Les travaux de Lee et Allen (2002) mettent en exergue que les émotions ponctuelles, notamment les émotions négatives telles que l’hostilité ou la colère, sont prédictives de comportement contre-productifs. Selon plusieurs expériences effectuées par divers chercheurs (Yeung et Von Hippel, 2008 ; Gerrig et Bower, 1982) il y aurait de fait une activation des émotions de colère chez les sujets stigmatisés en situation de menace du stéréotype. Ils ont observé qu’entre autre, la chute des performances des sujets stigmatisés était liée à l’intervention des émotions de colère. Dans l’expérience de Chateignier, Chekroun, Nugier et Dutrévis (2011) sur « les femmes au volant », les résultats mettent en évidence que la peur n’aurait pas d’impact dans la relation entre la « menace du stéréotype » et les « performances ».

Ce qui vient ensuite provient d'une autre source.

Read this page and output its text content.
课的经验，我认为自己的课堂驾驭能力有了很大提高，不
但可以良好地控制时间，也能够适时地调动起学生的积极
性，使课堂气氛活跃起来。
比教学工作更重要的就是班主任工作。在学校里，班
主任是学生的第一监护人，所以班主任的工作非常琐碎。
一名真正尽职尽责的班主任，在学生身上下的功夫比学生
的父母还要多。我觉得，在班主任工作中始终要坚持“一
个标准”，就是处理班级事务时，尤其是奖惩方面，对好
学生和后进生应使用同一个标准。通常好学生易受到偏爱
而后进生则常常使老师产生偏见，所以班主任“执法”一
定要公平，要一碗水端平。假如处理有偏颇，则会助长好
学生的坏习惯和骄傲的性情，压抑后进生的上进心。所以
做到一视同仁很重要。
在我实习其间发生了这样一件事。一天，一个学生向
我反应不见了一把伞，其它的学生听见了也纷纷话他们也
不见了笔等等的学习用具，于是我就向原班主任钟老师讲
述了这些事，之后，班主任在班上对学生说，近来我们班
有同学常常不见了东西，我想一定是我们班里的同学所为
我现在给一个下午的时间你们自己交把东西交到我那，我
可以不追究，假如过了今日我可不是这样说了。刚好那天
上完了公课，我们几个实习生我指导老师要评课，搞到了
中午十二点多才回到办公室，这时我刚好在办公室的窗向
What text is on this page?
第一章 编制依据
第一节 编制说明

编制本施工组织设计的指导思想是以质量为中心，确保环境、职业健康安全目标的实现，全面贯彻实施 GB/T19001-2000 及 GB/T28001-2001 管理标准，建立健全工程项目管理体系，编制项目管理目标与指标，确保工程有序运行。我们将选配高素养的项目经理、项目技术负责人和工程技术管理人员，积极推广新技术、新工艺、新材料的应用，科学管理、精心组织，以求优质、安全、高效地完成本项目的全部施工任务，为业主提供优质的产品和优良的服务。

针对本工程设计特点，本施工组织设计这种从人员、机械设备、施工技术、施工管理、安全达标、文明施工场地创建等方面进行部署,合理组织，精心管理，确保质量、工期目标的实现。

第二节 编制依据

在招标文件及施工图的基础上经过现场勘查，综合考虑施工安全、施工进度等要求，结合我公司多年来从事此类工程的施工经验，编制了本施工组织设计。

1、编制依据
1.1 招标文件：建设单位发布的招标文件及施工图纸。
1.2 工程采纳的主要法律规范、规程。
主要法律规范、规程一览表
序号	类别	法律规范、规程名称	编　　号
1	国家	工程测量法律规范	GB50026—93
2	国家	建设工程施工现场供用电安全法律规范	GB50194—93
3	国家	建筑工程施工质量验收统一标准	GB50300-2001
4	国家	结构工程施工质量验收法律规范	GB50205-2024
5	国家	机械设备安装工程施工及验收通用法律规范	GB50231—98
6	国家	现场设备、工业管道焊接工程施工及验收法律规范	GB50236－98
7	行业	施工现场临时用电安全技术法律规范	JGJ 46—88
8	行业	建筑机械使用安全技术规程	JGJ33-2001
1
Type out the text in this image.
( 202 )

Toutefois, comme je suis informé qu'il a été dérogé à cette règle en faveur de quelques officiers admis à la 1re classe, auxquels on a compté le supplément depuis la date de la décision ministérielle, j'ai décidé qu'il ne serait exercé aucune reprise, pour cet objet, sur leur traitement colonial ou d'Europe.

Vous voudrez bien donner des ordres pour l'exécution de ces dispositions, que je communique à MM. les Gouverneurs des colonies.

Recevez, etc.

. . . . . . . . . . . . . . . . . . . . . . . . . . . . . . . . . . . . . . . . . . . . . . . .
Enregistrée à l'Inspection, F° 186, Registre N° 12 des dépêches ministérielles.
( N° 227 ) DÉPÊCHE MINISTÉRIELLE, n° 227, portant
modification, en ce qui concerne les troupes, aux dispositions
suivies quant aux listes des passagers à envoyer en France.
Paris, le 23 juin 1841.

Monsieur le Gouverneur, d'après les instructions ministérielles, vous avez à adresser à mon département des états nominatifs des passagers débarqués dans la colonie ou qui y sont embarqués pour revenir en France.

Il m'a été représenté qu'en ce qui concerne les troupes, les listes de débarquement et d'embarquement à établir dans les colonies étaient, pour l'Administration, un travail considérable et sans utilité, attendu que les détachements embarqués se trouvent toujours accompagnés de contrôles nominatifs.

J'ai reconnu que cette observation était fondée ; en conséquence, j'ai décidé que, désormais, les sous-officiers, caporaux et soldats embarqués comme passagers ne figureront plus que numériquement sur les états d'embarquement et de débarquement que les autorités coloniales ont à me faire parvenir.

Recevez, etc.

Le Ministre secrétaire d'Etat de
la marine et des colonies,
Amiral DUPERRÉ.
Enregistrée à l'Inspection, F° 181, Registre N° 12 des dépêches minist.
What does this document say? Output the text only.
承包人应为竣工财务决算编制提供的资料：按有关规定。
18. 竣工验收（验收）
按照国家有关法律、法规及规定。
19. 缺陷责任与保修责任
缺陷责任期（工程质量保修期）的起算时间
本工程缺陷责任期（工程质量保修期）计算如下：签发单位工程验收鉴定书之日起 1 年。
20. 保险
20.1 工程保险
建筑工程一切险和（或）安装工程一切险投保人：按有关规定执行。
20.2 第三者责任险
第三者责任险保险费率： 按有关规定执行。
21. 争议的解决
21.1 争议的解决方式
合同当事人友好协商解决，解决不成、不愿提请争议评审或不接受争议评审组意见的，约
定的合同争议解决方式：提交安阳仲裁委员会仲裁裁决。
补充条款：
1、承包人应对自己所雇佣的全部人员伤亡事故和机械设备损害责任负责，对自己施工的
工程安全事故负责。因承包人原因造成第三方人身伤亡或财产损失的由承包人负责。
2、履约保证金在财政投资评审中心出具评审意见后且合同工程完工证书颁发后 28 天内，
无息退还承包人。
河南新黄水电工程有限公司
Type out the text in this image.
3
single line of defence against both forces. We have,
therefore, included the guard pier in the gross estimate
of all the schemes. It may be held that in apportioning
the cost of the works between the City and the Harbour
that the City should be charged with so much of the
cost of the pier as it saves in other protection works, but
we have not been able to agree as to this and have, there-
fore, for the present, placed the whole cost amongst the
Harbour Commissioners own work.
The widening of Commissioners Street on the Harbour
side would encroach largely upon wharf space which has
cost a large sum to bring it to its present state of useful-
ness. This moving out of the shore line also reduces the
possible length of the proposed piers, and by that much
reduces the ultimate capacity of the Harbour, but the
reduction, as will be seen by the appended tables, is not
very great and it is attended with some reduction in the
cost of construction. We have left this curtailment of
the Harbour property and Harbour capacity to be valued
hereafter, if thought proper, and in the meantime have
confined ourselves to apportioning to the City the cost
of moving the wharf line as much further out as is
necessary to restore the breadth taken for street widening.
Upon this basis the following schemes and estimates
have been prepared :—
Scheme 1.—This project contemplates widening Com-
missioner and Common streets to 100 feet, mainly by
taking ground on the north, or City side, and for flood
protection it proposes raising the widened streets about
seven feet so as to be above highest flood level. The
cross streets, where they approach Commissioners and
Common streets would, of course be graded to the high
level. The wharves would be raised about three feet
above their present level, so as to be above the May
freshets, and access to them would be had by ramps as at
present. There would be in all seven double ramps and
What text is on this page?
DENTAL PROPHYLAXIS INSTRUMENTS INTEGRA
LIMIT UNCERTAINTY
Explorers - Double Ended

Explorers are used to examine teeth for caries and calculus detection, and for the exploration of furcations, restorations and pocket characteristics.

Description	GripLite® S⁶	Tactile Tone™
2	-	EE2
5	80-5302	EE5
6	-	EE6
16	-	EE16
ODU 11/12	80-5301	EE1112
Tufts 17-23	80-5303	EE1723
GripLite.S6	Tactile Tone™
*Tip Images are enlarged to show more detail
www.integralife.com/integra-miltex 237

Autrement dit, seule la colère aurait un impact négatif sur les performances des sujets stéréotypés


Nombreux sont les chercheurs à avoir étudié la régulation émotionnelle chez les individus stigmatisés et en situation de menace d’un stéréotype. Ils ont constaté que les zones activées du cerveau ne sont pas les mêmes chez les sujets stigmatisés et les sujets non stigmatisés. En effet chez les sujets en situation de menace du stéréotype on constate une activation considérable du cortex cingulaire antérieur ventral, qui est la zone cérébrale associée au déclenchement du processus de régulation des émotions, tandis que chez les sujets non menacés les zones actives sont l’aire de Brodmann et le gyrus angulaire bilatéral qui sont des zones facilitant l’adoption de bonnes stratégies. Les sujets qui ressentent des émotions négatives telle que la colère sont donc soumis à des processus cognitifs de régulation émotionnelle, ce qui inhibe leur performance.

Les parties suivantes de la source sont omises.